Pages

Wednesday, September 14, 2016

Encoding and its consequences

If you've done your homework recently (see Exercise[6]) and your Korsakoff's Syndrome isn't acting up, then you should remember something about this funny fellow named Joel Spolsky and his obsession with knowing some basic things about Unicode and character sets, even if it's only that Joel will punish you by making you peel onions for six months in a submarine if he catches you blissfully coding in ignorance of how you're encoding.

If you haven't done your homework yet or if Joel's threat still makes you nervous, then:
  1. Stop!
  2. Revisit Exercise[6] . . .
  3. Repeat the homework assignment until you feel very comfortable programming in the vicinity of Mr. Spolsky.
Okay: hopefully we're all on the same page now. Let's see if we can't convince ourselves that Joel's not just another Henny Penny (or Chicken Little, if you're exceptional) hysterically broadcasting that the sky is falling!

Encoding's Effects on Web Pages


Try this:
  1. Using Notepad or some other text editor like Notepadd++ that provides the ability to save files using either ANSI or UTF-8 encoding, create a new, empty file.
  2. Copy the following text and paste it into your new text document:
    <html>
      <head>
      </head>
      <body>
        <h1>Hello Theta: ϴ</h1>
      </body>
    </html>
  3. Save the file. Be sure to use UTF-8 encoding. (Recall that when using Notepad you can do this via the Save As... window.) Make sure the file name you choose includes the extension .htm or .html. For example, you could name your file theta.html.
  4. Now open the file you just saved using a web browser. (One way to do this is to find the file using Windows Explore and then double click on the file. If you've named your file as instructed and if the file name extension you've used is associated with a web browser, then the file will hopefully open in that web browser.) What do you see? What size is the file? Recall that you can use PowerShell to view the file size in bytes and that Windows Explorer may round up to the nearest KB (kilobyte)!
  5. Now save the same file again. This time use ANSI encoding.
  6. Open the file again in a web browser. What do you see this time? What size is the file now?
  7. Study the w3schools.com HTML meta tag description.
    • What attribute can you use with the meta tag to signify the file encoding used for a particular web page?
    • Does the encoding value specified using a meta tag have to be the same as the actual encoding of the file that contains the content of the page?
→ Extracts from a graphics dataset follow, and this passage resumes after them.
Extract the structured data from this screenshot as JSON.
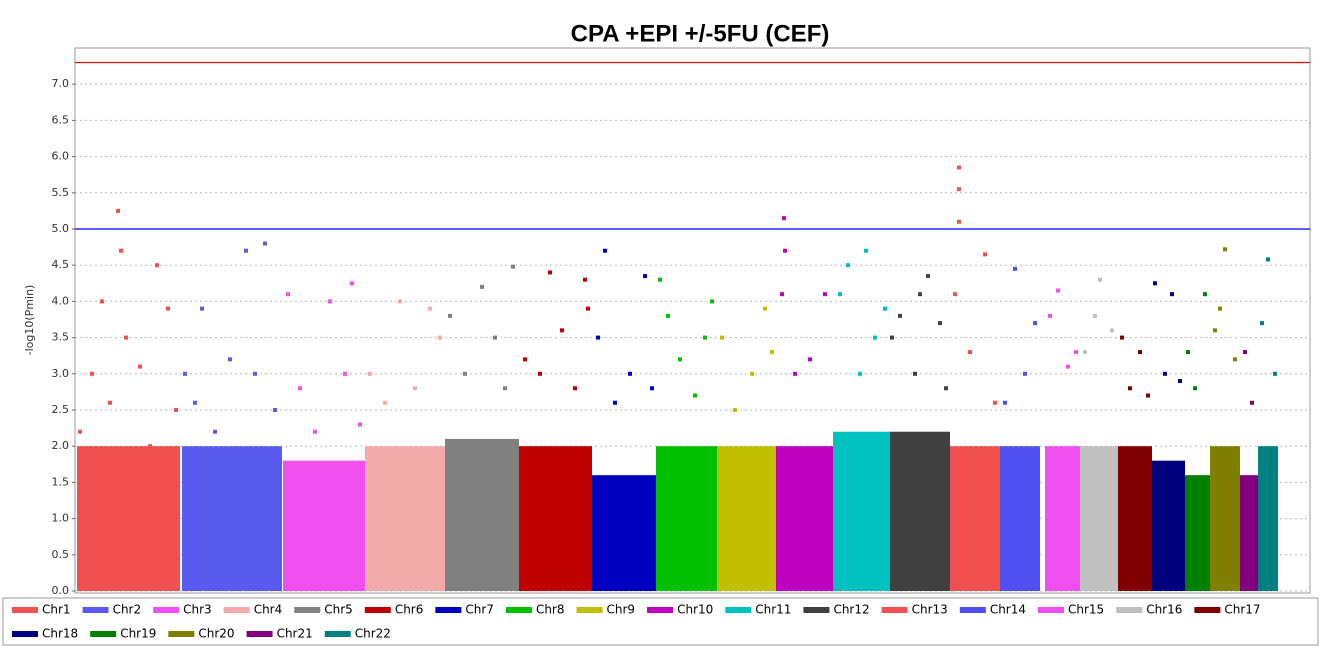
{
  "chart_data": {
    "type": "scatter",
    "title": "CPA +EPI +/-5FU (CEF)",
    "y_label": "-log10(Pmin)",
    "xlim": [
      0,
      1235
    ],
    "ylim": [
      0,
      7.5
    ],
    "yticks": [
      {
        "value": 0,
        "label": "0.0"
      },
      {
        "value": 0.5,
        "label": "0.5"
      },
      {
        "value": 1,
        "label": "1.0"
      },
      {
        "value": 1.5,
        "label": "1.5"
      },
      {
        "value": 2,
        "label": "2.0"
      },
      {
        "value": 2.5,
        "label": "2.5"
      },
      {
        "value": 3,
        "label": "3.0"
      },
      {
        "value": 3.5,
        "label": "3.5"
      },
      {
        "value": 4,
        "label": "4.0"
      },
      {
        "value": 4.5,
        "label": "4.5"
      },
      {
        "value": 5,
        "label": "5.0"
      },
      {
        "value": 5.5,
        "label": "5.5"
      },
      {
        "value": 6,
        "label": "6.0"
      },
      {
        "value": 6.5,
        "label": "6.5"
      },
      {
        "value": 7,
        "label": "7.0"
      }
    ],
    "grid": true,
    "hlines": [
      {
        "value": 7.3,
        "color": "#ff0000"
      },
      {
        "value": 5,
        "color": "#0000ff"
      }
    ],
    "series": [
      {
        "name": "Chr1",
        "color": "#f05050",
        "x_range": [
          2,
          105
        ],
        "dense_top": 2.0,
        "x": [
          5,
          17,
          27,
          35,
          43,
          46,
          51,
          65,
          75,
          82,
          93,
          101
        ],
        "values": [
          2.2,
          3.0,
          4.0,
          2.6,
          5.25,
          4.7,
          3.5,
          3.1,
          2.0,
          4.5,
          3.9,
          2.5
        ]
      },
      {
        "name": "Chr2",
        "color": "#5a5af0",
        "x_range": [
          107,
          207
        ],
        "dense_top": 2.0,
        "x": [
          110,
          120,
          127,
          140,
          155,
          171,
          180,
          190,
          200
        ],
        "values": [
          3.0,
          2.6,
          3.9,
          2.2,
          3.2,
          4.7,
          3.0,
          4.8,
          2.5
        ]
      },
      {
        "name": "Chr3",
        "color": "#f050f0",
        "x_range": [
          208,
          290
        ],
        "dense_top": 1.8,
        "x": [
          213,
          225,
          240,
          255,
          270,
          277,
          285
        ],
        "values": [
          4.1,
          2.8,
          2.2,
          4.0,
          3.0,
          4.25,
          2.3
        ]
      },
      {
        "name": "Chr4",
        "color": "#f5aaaa",
        "x_range": [
          290,
          370
        ],
        "dense_top": 2.0,
        "x": [
          295,
          310,
          325,
          340,
          355,
          365
        ],
        "values": [
          3.0,
          2.6,
          4.0,
          2.8,
          3.9,
          3.5
        ]
      },
      {
        "name": "Chr5",
        "color": "#808080",
        "x_range": [
          370,
          444
        ],
        "dense_top": 2.1,
        "x": [
          375,
          390,
          407,
          420,
          430,
          438
        ],
        "values": [
          3.8,
          3.0,
          4.2,
          3.5,
          2.8,
          4.48
        ]
      },
      {
        "name": "Chr6",
        "color": "#c00000",
        "x_range": [
          444,
          517
        ],
        "dense_top": 2.0,
        "x": [
          450,
          465,
          475,
          487,
          500,
          510,
          513
        ],
        "values": [
          3.2,
          3.0,
          4.4,
          3.6,
          2.8,
          4.3,
          3.9
        ]
      },
      {
        "name": "Chr7",
        "color": "#0000c0",
        "x_range": [
          517,
          581
        ],
        "dense_top": 1.6,
        "x": [
          523,
          530,
          540,
          555,
          570,
          577
        ],
        "values": [
          3.5,
          4.7,
          2.6,
          3.0,
          4.35,
          2.8
        ]
      },
      {
        "name": "Chr8",
        "color": "#00c000",
        "x_range": [
          581,
          642
        ],
        "dense_top": 2.0,
        "x": [
          585,
          593,
          605,
          620,
          630,
          637
        ],
        "values": [
          4.3,
          3.8,
          3.2,
          2.7,
          3.5,
          4.0
        ]
      },
      {
        "name": "Chr9",
        "color": "#c0c000",
        "x_range": [
          642,
          701
        ],
        "dense_top": 2.0,
        "x": [
          647,
          660,
          677,
          690,
          697
        ],
        "values": [
          3.5,
          2.5,
          3.0,
          3.9,
          3.3
        ]
      },
      {
        "name": "Chr10",
        "color": "#c000c0",
        "x_range": [
          701,
          758
        ],
        "dense_top": 2.0,
        "x": [
          707,
          709,
          710,
          720,
          735,
          750
        ],
        "values": [
          4.1,
          5.15,
          4.7,
          3.0,
          3.2,
          4.1
        ]
      },
      {
        "name": "Chr11",
        "color": "#00c0c0",
        "x_range": [
          758,
          815
        ],
        "dense_top": 2.2,
        "x": [
          765,
          773,
          785,
          791,
          800,
          810
        ],
        "values": [
          4.1,
          4.5,
          3.0,
          4.7,
          3.5,
          3.9
        ]
      },
      {
        "name": "Chr12",
        "color": "#404040",
        "x_range": [
          815,
          875
        ],
        "dense_top": 2.2,
        "x": [
          817,
          825,
          840,
          845,
          853,
          865,
          871
        ],
        "values": [
          3.5,
          3.8,
          3.0,
          4.1,
          4.35,
          3.7,
          2.8
        ]
      },
      {
        "name": "Chr13",
        "color": "#f05050",
        "x_range": [
          875,
          925
        ],
        "dense_top": 2.0,
        "x": [
          880,
          884,
          884,
          884,
          895,
          910,
          920
        ],
        "values": [
          4.1,
          5.85,
          5.55,
          5.1,
          3.3,
          4.65,
          2.6
        ]
      },
      {
        "name": "Chr14",
        "color": "#5050f0",
        "x_range": [
          925,
          965
        ],
        "dense_top": 2.0,
        "x": [
          930,
          940,
          950,
          960
        ],
        "values": [
          2.6,
          4.45,
          3.0,
          3.7
        ]
      },
      {
        "name": "Chr15",
        "color": "#f050f0",
        "x_range": [
          970,
          1005
        ],
        "dense_top": 2.0,
        "x": [
          975,
          983,
          993,
          1001
        ],
        "values": [
          3.8,
          4.15,
          3.1,
          3.3
        ]
      },
      {
        "name": "Chr16",
        "color": "#c0c0c0",
        "x_range": [
          1005,
          1043
        ],
        "dense_top": 2.0,
        "x": [
          1010,
          1020,
          1025,
          1037
        ],
        "values": [
          3.3,
          3.8,
          4.3,
          3.6
        ]
      },
      {
        "name": "Chr17",
        "color": "#800000",
        "x_range": [
          1043,
          1077
        ],
        "dense_top": 2.0,
        "x": [
          1047,
          1055,
          1065,
          1073
        ],
        "values": [
          3.5,
          2.8,
          3.3,
          2.7
        ]
      },
      {
        "name": "Chr18",
        "color": "#000080",
        "x_range": [
          1077,
          1110
        ],
        "dense_top": 1.8,
        "x": [
          1080,
          1090,
          1097,
          1105
        ],
        "values": [
          4.25,
          3.0,
          4.1,
          2.9
        ]
      },
      {
        "name": "Chr19",
        "color": "#008000",
        "x_range": [
          1110,
          1135
        ],
        "dense_top": 1.6,
        "x": [
          1113,
          1120,
          1130
        ],
        "values": [
          3.3,
          2.8,
          4.1
        ]
      },
      {
        "name": "Chr20",
        "color": "#808000",
        "x_range": [
          1135,
          1165
        ],
        "dense_top": 2.0,
        "x": [
          1140,
          1145,
          1150,
          1160
        ],
        "values": [
          3.6,
          3.9,
          4.72,
          3.2
        ]
      },
      {
        "name": "Chr21",
        "color": "#800080",
        "x_range": [
          1165,
          1183
        ],
        "dense_top": 1.6,
        "x": [
          1170,
          1177
        ],
        "values": [
          3.3,
          2.6
        ]
      },
      {
        "name": "Chr22",
        "color": "#008080",
        "x_range": [
          1183,
          1203
        ],
        "dense_top": 2.0,
        "x": [
          1187,
          1193,
          1200
        ],
        "values": [
          3.7,
          4.58,
          3.0
        ]
      }
    ]
  }
}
Why or why not?
    • What happens if the actual file encoding is different from the encoding specified using a meta tag?
    • Does anything about specifying a file's encoding using a meta tag in the file itself seem strange to you? 

Encoding's Effects on javac.exe


Perform a variation of Hello World in Java:
  1. Instead of printing "Hello World", print "Hello Theta: ϴ"
    • Make sure that you save your .java file using UTF-8 encoding.
    • Did you have any trouble compiling your .java file using javac.exe?
    • What happens when you use java.exe to interpret the bytecode in your freshly compiled .class file?
  2. After you have successfully managed to output "Hello Theta: ϴ", change the encoding of your .java file to ANSI and recompile the file (using javac.exe).
    • If you're having trouble getting your program to compile, study the syntax of the javac command (just execute javac.exe without passing any arguments to the program). Can you figure out how to get a file encoded in ANSI to compile?
    • What happens now when you use java.exe to interpret the bytecode in your recompiled .class file?
  3. Study the Google Java Style Guide. What file encoding does Google require?